Dunn said the group included Dan Lincoln, convention bureau president and CEO;State Rep. Alicia Reece, president of the Ohio Legislative Black Caucus; former Cincinnati Police Chief Jeffrey Blackwell; Hamilton County Municipal Court Judge Tyrone Yates; Sean Rugless, former president and CEO of the Greater Cincinnati and Northern Kentucky African-American Chamber of Commerce, and Ishton Morton, former president of the Cincinnati chapter of the NAACP.

Richardson, a vice president of the Laborers’ International Union of North America, said he played a supporting role for the group as a representative of the Ohio NAACP, which also was represented by Sybil Edwards-McNabb, president of the organization’s Ohio conference.
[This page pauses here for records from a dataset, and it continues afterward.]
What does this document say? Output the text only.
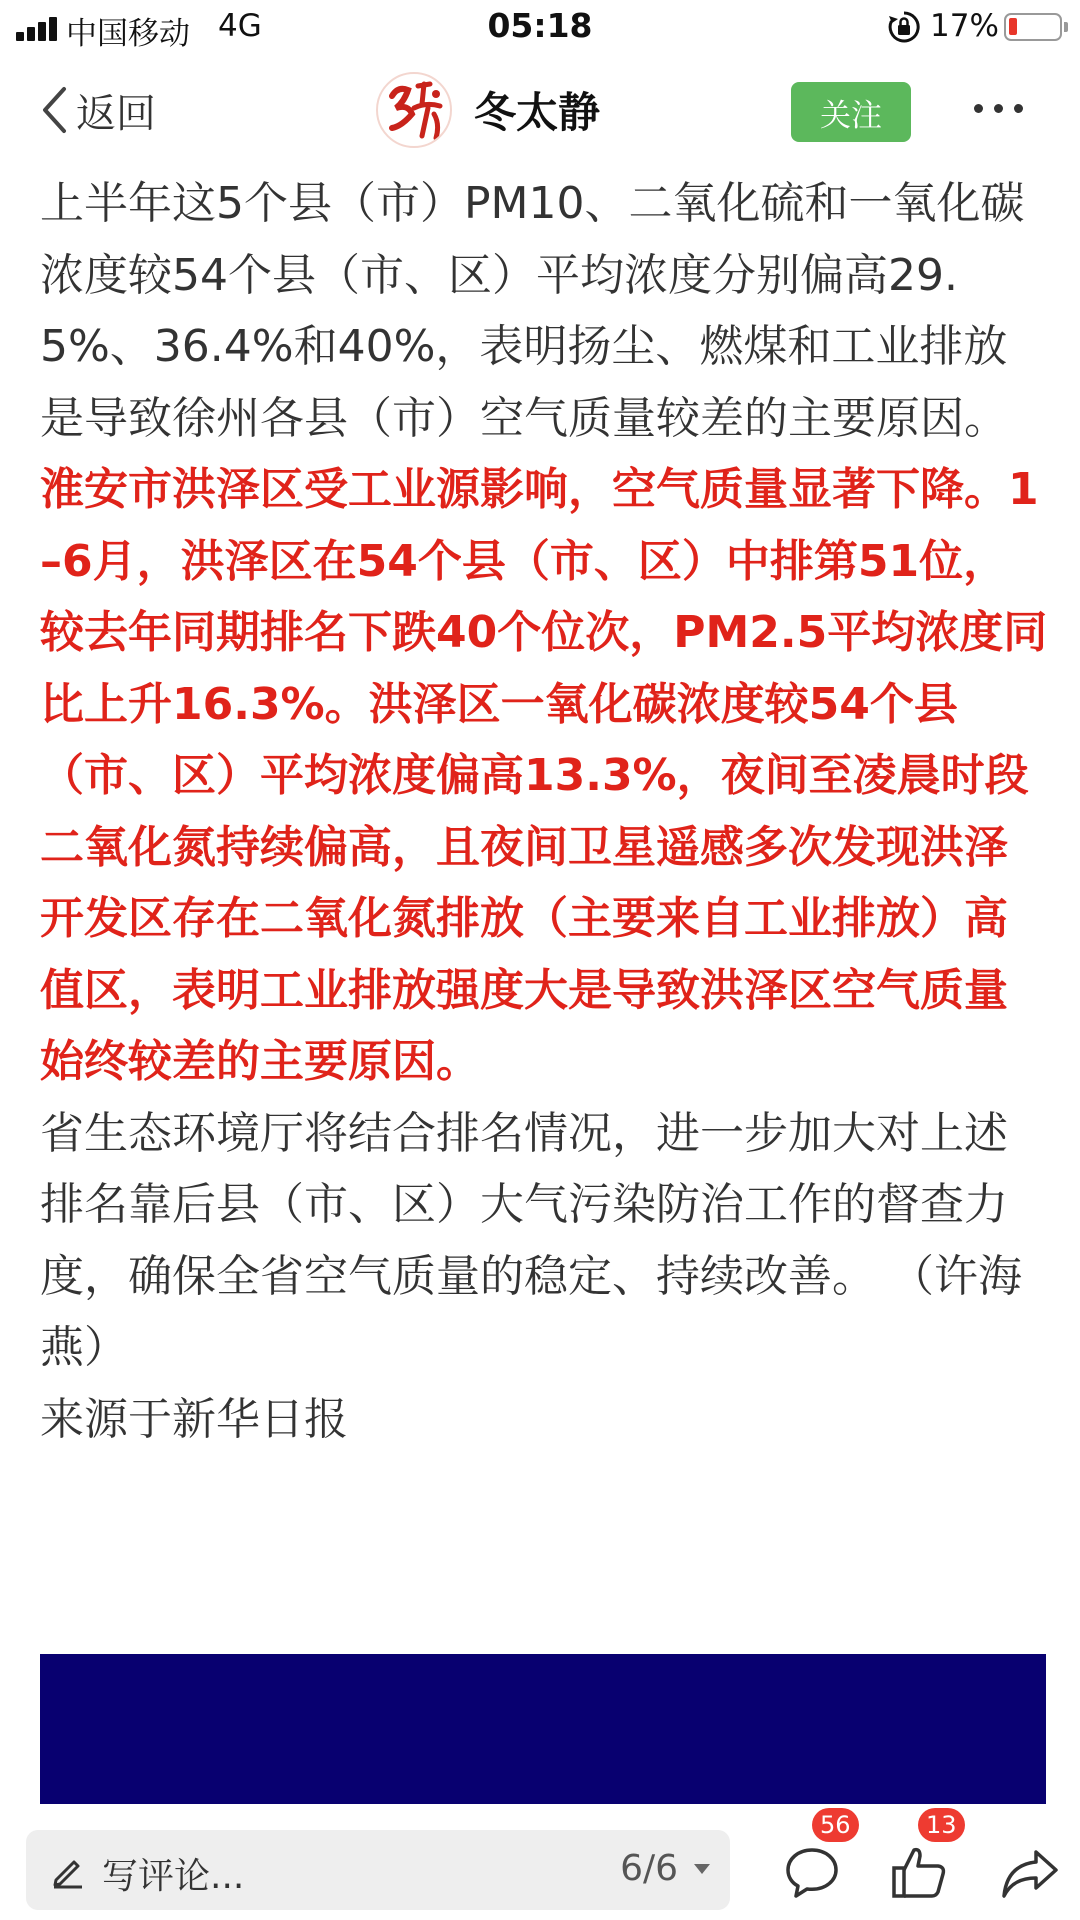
中国移动 4G	05:18	17%
返回	冬太静	关注

上半年这5个县（市）PM10、二氧化硫和一氧化碳浓度较54个县（市、区）平均浓度分别偏高29.5%、36.4%和40%，表明扬尘、燃煤和工业排放是导致徐州各县（市）空气质量较差的主要原因。

淮安市洪泽区受工业源影响，空气质量显著下降。1–6月，洪泽区在54个县（市、区）中排第51位，较去年同期排名下跌40个位次，PM2.5平均浓度同比上升16.3%。洪泽区一氧化碳浓度较54个县（市、区）平均浓度偏高13.3%，夜间至凌晨时段二氧化氮持续偏高，且夜间卫星遥感多次发现洪泽开发区存在二氧化氮排放（主要来自工业排放）高值区，表明工业排放强度大是导致洪泽区空气质量始终较差的主要原因。

省生态环境厅将结合排名情况，进一步加大对上述排名靠后县（市、区）大气污染防治工作的督查力度，确保全省空气质量的稳定、持续改善。 （许海燕）

来源于新华日报

写评论...	6/6
56	13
Yet another factor that proved to be important to the NAACP was the willingness of major corporations to help sponsor the event by underwriting some of the costs.

Procter & Gamble, for example, volunteered to be the lead sponsor for the host committee, Dunn said. 

Cincinnati Mayor John Cranley will host a reception for some of the NAACP’s top officials, deliver welcoming remarks and attend the banquet that will honor retired U.S. Court of Appeals Judge Nathaniel R. Jones, whom Cranley described as “one of my heroes.”

Cranley made it clear that he believes the presence of the NAACP in Cincinnati while Cleveland hosts the Republican National Convention, which opens July 18, will draw plenty of attention to the cities and the state.

“There is a heightened focus on civil rights issues nationally,” Cranley said when asked about the significance of bringing the convention to Cincinnati. “We went through a major crisis in 2001 and we came out with the collaborative, which is widely held up as a role model on these issues.

“And I believe that helped us land the NAACP in 2008…the fact that they’re coming back in two presidential years — (President) Obama in 2008 and Hillary (Clinton) this year — is pretty incredible to get the NAACP during two major presidential elections….

“I think it’s not the only reason (the NAACP chose Cincinnati) but I think it’s part of the reason why we were selected because we had tried to make the city better and a role model for police-community relations,” the mayor said.

During U.S. Attorney General Loretta Lynch’s visit to Cincinnati in May of 2015, the mayor said Lynch strongly endorsed the city’s approach to mending tattered police-community relations.

“I certainly think that having the NAACP come here twice in eight years is a sign that they believe that this is a welcoming place that’s committed to racial justice,” Cranley said.